Erdoğan'ın son yıllarda, Putin ile yakın diyalogu, Rusya ile savunma sanayi alanındaki işbirliği adımları, Batılı ülkelerle çıkardığı krizler, tartışmalı dış politika hamlelerinin bunda etkili olduğu belirtiliyor. Batılı gözlemciler, ABD yönetimi ve müttefiklerinin, Erdoğan ile Putin arasındaki yakın diyaloğa kuşkuyla yaklaştıklarını belirtirken, bunun Türkiye'ye yönelik mesafeli tavrı da beraberinde getirdiğini dile getiriyorlar.

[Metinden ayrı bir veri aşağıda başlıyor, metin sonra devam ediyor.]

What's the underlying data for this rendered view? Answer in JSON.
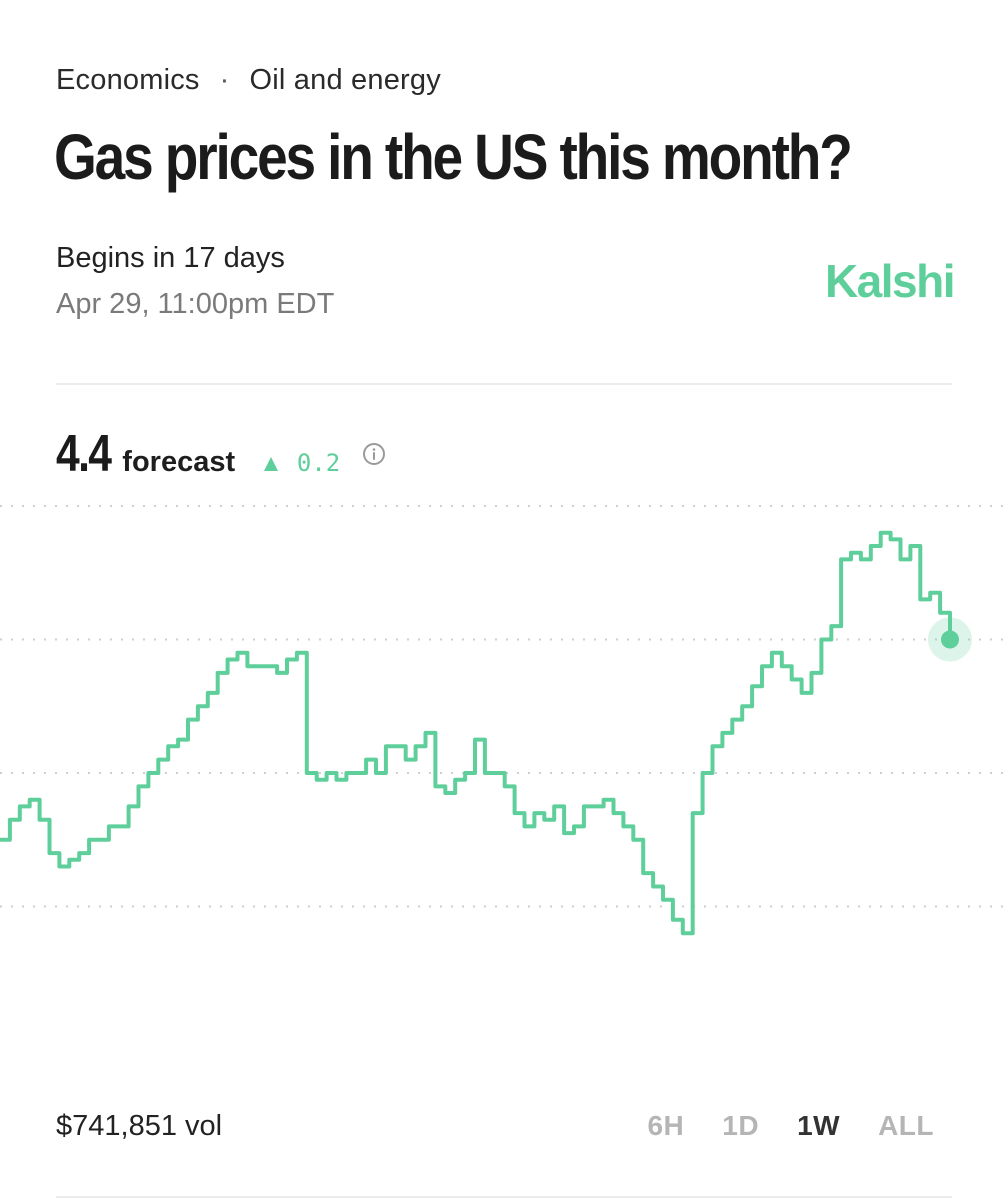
{
  "breadcrumb": {
    "category": "Economics",
    "separator": "·",
    "subcategory": "Oil and energy"
  },
  "title": "Gas prices in the US this month?",
  "schedule": {
    "begins": "Begins in 17 days",
    "date": "Apr 29, 11:00pm EDT"
  },
  "brand": "Kalshi",
  "forecast": {
    "value": "4.4",
    "label": "forecast",
    "arrow": "▲",
    "change": "0.2",
    "info_icon": "info-circle-icon"
  },
  "volume": "$741,851 vol",
  "time_ranges": [
    {
      "label": "6H",
      "active": false
    },
    {
      "label": "1D",
      "active": false
    },
    {
      "label": "1W",
      "active": true
    },
    {
      "label": "ALL",
      "active": false
    }
  ],
  "colors": {
    "accent": "#5ecf9a",
    "text": "#1c1c1c",
    "muted": "#7a7a7a",
    "inactive": "#b5b5b5"
  },
  "chart_data": {
    "type": "line",
    "title": "",
    "xlabel": "",
    "ylabel": "",
    "ylim": [
      3.8,
      4.6
    ],
    "gridlines": [
      4.0,
      4.2,
      4.4,
      4.6
    ],
    "grid": "dotted horizontal",
    "series": [
      {
        "values": [
          4.1,
          4.13,
          4.15,
          4.16,
          4.13,
          4.08,
          4.06,
          4.07,
          4.08,
          4.1,
          4.1,
          4.12,
          4.12,
          4.15,
          4.18,
          4.2,
          4.22,
          4.24,
          4.25,
          4.28,
          4.3,
          4.32,
          4.35,
          4.37,
          4.38,
          4.36,
          4.36,
          4.36,
          4.35,
          4.37,
          4.38,
          4.2,
          4.19,
          4.2,
          4.19,
          4.2,
          4.2,
          4.22,
          4.2,
          4.24,
          4.24,
          4.22,
          4.24,
          4.26,
          4.18,
          4.17,
          4.19,
          4.2,
          4.25,
          4.2,
          4.2,
          4.18,
          4.14,
          4.12,
          4.14,
          4.13,
          4.15,
          4.11,
          4.12,
          4.15,
          4.15,
          4.16,
          4.14,
          4.12,
          4.1,
          4.05,
          4.03,
          4.01,
          3.98,
          3.96,
          4.14,
          4.2,
          4.24,
          4.26,
          4.28,
          4.3,
          4.33,
          4.36,
          4.38,
          4.36,
          4.34,
          4.32,
          4.35,
          4.4,
          4.42,
          4.52,
          4.53,
          4.52,
          4.54,
          4.56,
          4.55,
          4.52,
          4.54,
          4.46,
          4.47,
          4.44,
          4.4
        ]
      }
    ]
  }
}
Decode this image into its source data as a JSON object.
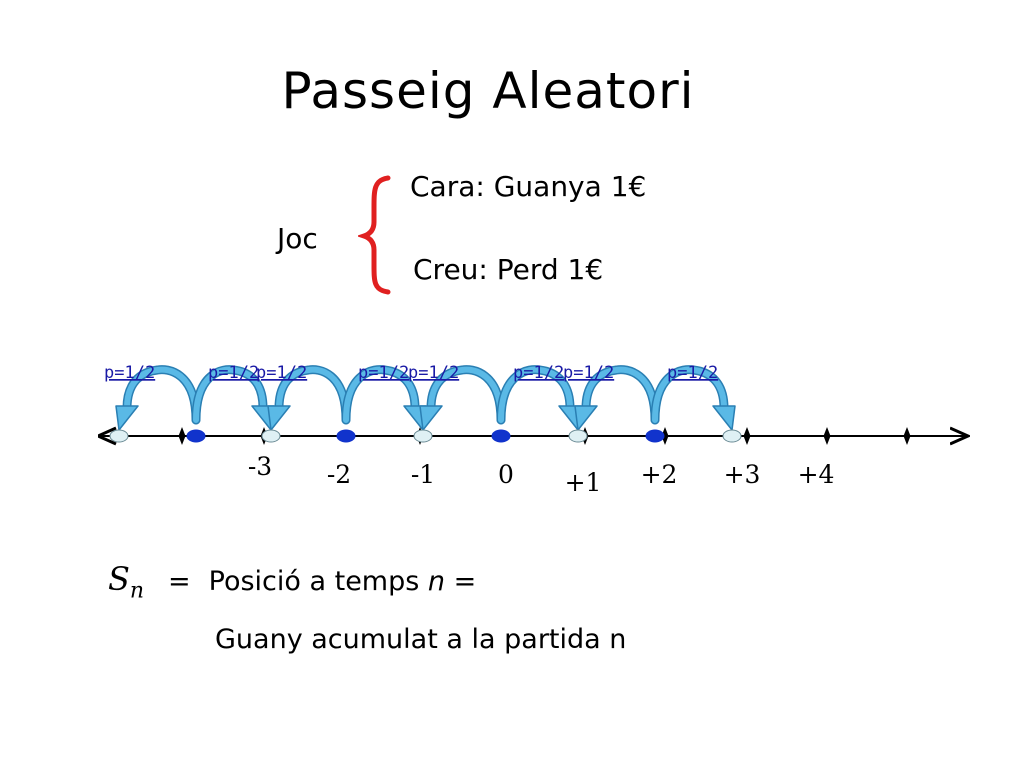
{
  "title": "Passeig Aleatori",
  "game": {
    "label": "Joc",
    "heads": "Cara: Guanya 1€",
    "tails": "Creu: Perd 1€"
  },
  "colors": {
    "brace": "#e02020",
    "arrow_fill": "#5ab9e6",
    "arrow_stroke": "#2a7fb3",
    "dot_blue": "#1133cc",
    "dot_light": "#dff0f4",
    "label_blue": "#1a1aa6"
  },
  "transitions": [
    {
      "label": "p=1/2"
    },
    {
      "label": "p=1/2"
    },
    {
      "label": "p=1/2"
    },
    {
      "label": "p=1/2"
    },
    {
      "label": "p=1/2"
    },
    {
      "label": "p=1/2"
    },
    {
      "label": "p=1/2"
    },
    {
      "label": "p=1/2"
    }
  ],
  "axis_labels": [
    "-3",
    "-2",
    "-1",
    "0",
    "+1",
    "+2",
    "+3",
    "+4"
  ],
  "definition": {
    "symbol": "S",
    "subscript": "n",
    "eq": "=",
    "line1_text": "Posició a temps ",
    "line1_var": "n",
    "line1_end": " =",
    "line2": "Guany acumulat a la partida n"
  }
}
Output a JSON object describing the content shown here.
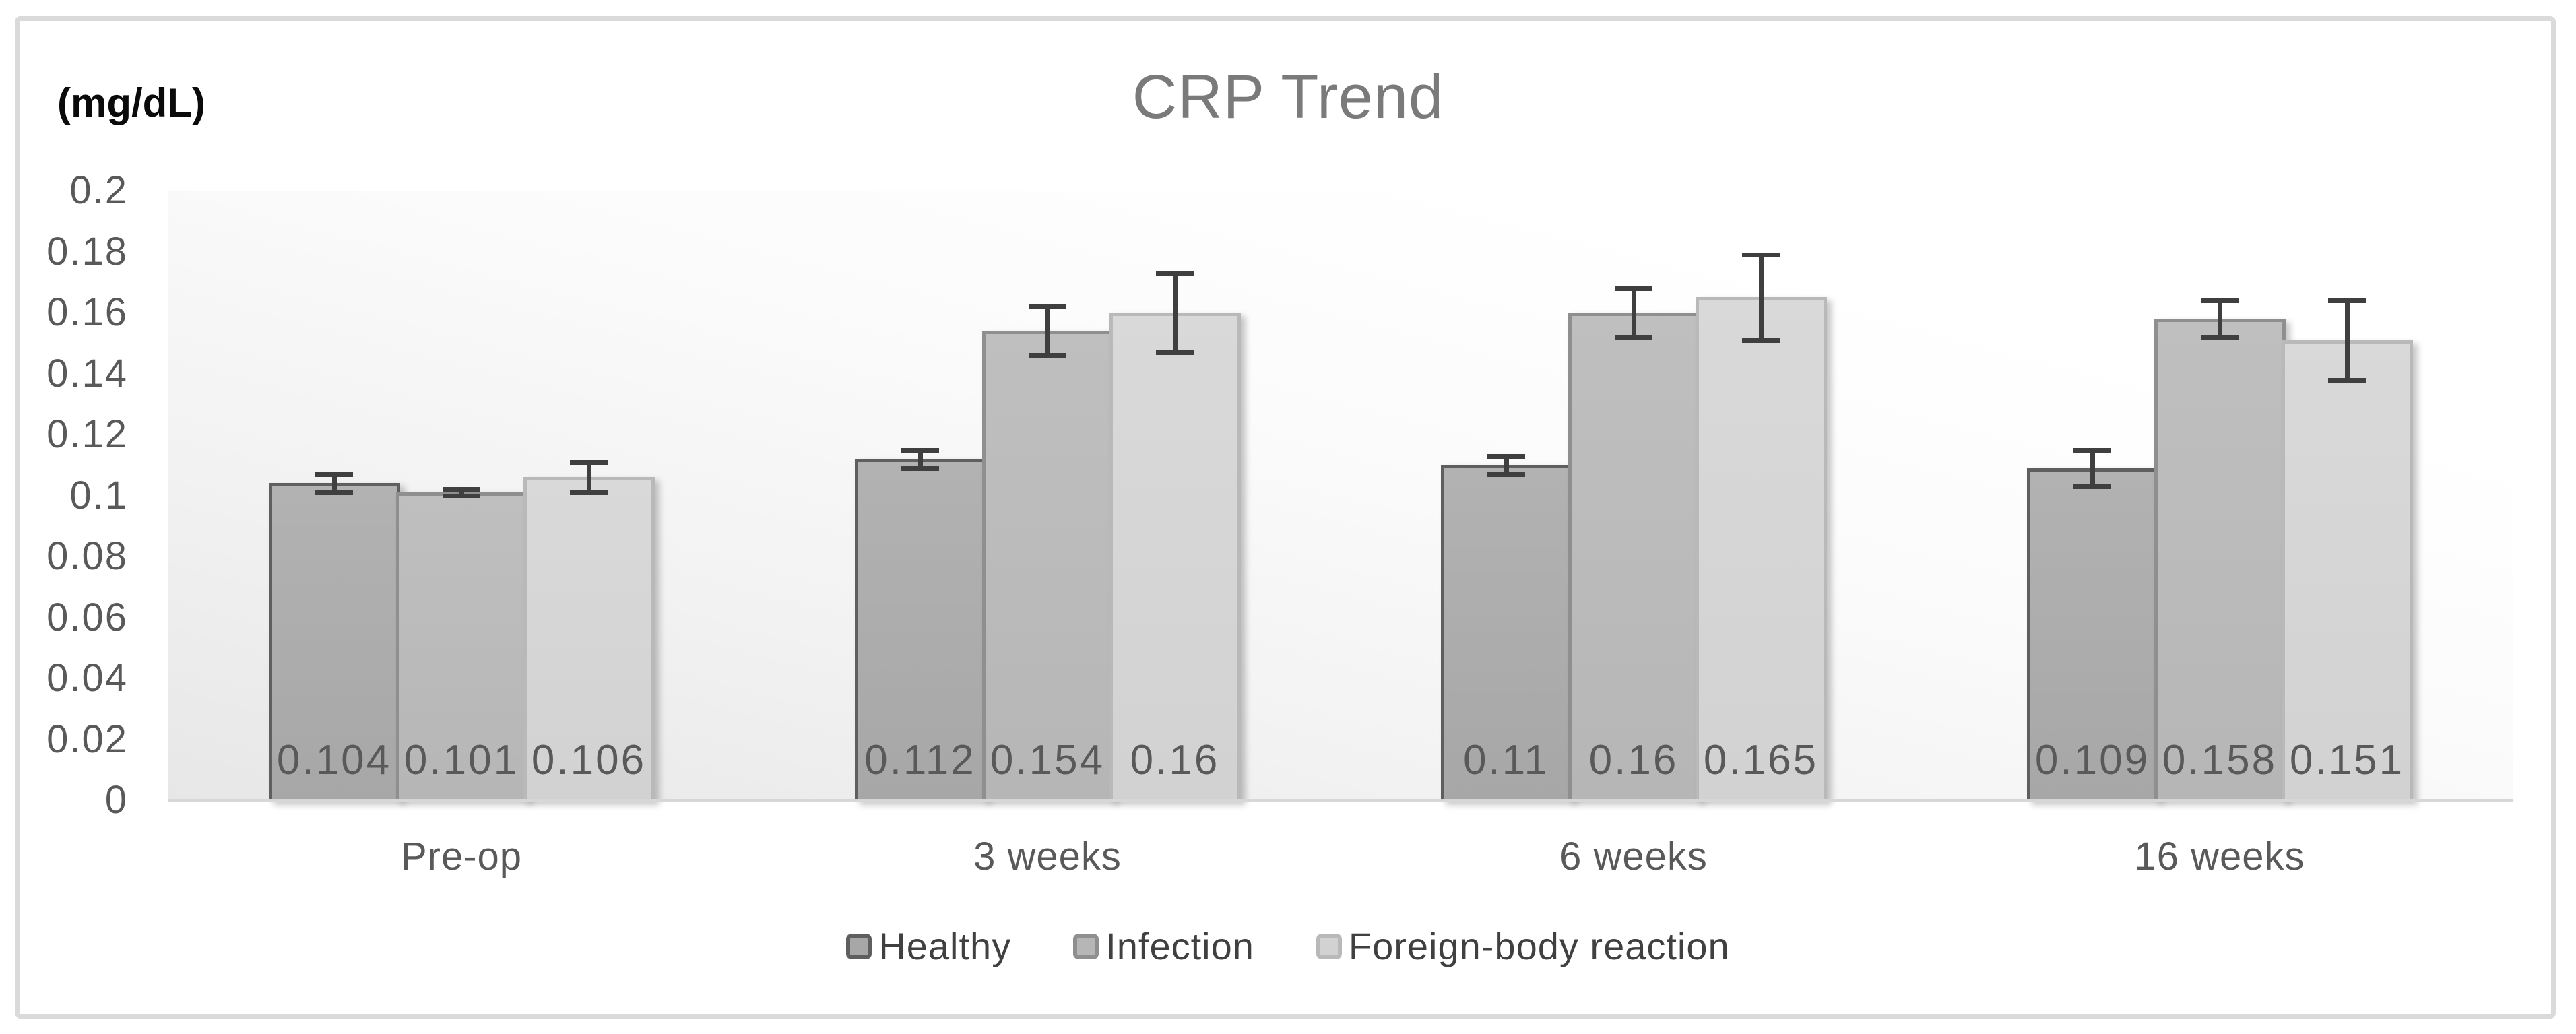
{
  "window": {
    "background": "#ffffff",
    "frame_border_color": "#dadada"
  },
  "chart_data": {
    "type": "bar",
    "title": "CRP Trend",
    "ylabel": "(mg/dL)",
    "xlabel": "",
    "categories": [
      "Pre-op",
      "3 weeks",
      "6 weeks",
      "16 weeks"
    ],
    "series": [
      {
        "name": "Healthy",
        "fill": "#a7a7a7",
        "fill_top": "#b2b2b2",
        "border": "#5f5f5f",
        "values": [
          0.104,
          0.112,
          0.11,
          0.109
        ],
        "errors": [
          0.003,
          0.003,
          0.003,
          0.006
        ]
      },
      {
        "name": "Infection",
        "fill": "#b6b6b6",
        "fill_top": "#bfbfbf",
        "border": "#8f8f8f",
        "values": [
          0.101,
          0.154,
          0.16,
          0.158
        ],
        "errors": [
          0.001,
          0.008,
          0.008,
          0.006
        ]
      },
      {
        "name": "Foreign-body reaction",
        "fill": "#d2d2d2",
        "fill_top": "#d9d9d9",
        "border": "#b9b9b9",
        "values": [
          0.106,
          0.16,
          0.165,
          0.151
        ],
        "errors": [
          0.005,
          0.013,
          0.014,
          0.013
        ]
      }
    ],
    "data_labels": [
      [
        "0.104",
        "0.112",
        "0.11",
        "0.109"
      ],
      [
        "0.101",
        "0.154",
        "0.16",
        "0.158"
      ],
      [
        "0.106",
        "0.16",
        "0.165",
        "0.151"
      ]
    ],
    "ylim": [
      0,
      0.2
    ],
    "ytick_step": 0.02,
    "yticks": [
      "0",
      "0.02",
      "0.04",
      "0.06",
      "0.08",
      "0.1",
      "0.12",
      "0.14",
      "0.16",
      "0.18",
      "0.2"
    ],
    "grid": false,
    "legend_position": "bottom",
    "error_bars": true,
    "colors": {
      "title": "#7a7a7a",
      "axis_text": "#595959",
      "data_label": "#595959",
      "legend_text": "#404040",
      "error_bar": "#3f3f3f",
      "axis_line": "#d7d7d7"
    }
  }
}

Türkiye ve Rusya, Libya'dan Suriye'ye ve Kafkaslara uzanan bir çok ihtilaf bölgesinde rekabet içinde olsalar da, çoğu zaman aralarında uzlaşma arayarak nüfuzlarını korumaya devam etmeye çabalıyor, özellikle de ABD ve diğer batılı ülkelerin bu coğrafyalarda etkide bulunmasını önlemeye çalışıyorlar. Hem Putin hem Erdoğan'ın, Batı karşıtı söylemlerinin benzeştiği, ülkelerini yönetme şeklinin de Batı'nın liberal demokratik ilkeleriyle çatıştığı vurgulanıyor.
ABD yönetiminin Erdoğan'a mesafeli tutumunda, Türkiye'de son dönemde artan anti-demokratik uygulamalar ve Erdoğan'ın yönetim anlayışının giderek Putin'le benzeşmesinin de etkili olduğu ifade ediliyor.
Rusya Devlet Başkanı Putin'in ise Türkiye'nin Batılı müttefikleriyle sorunlar yaşamasından memnuniyet duyduğu, Moskova-Ankara hattında zaman zaman yaşanan gerilimlere rağmen Erdoğan ile diyaloğunu koparmamaya özen gösterdiği, bu yolla NATO'yu zayıflatmayı umduğu yorumları yapılıyor.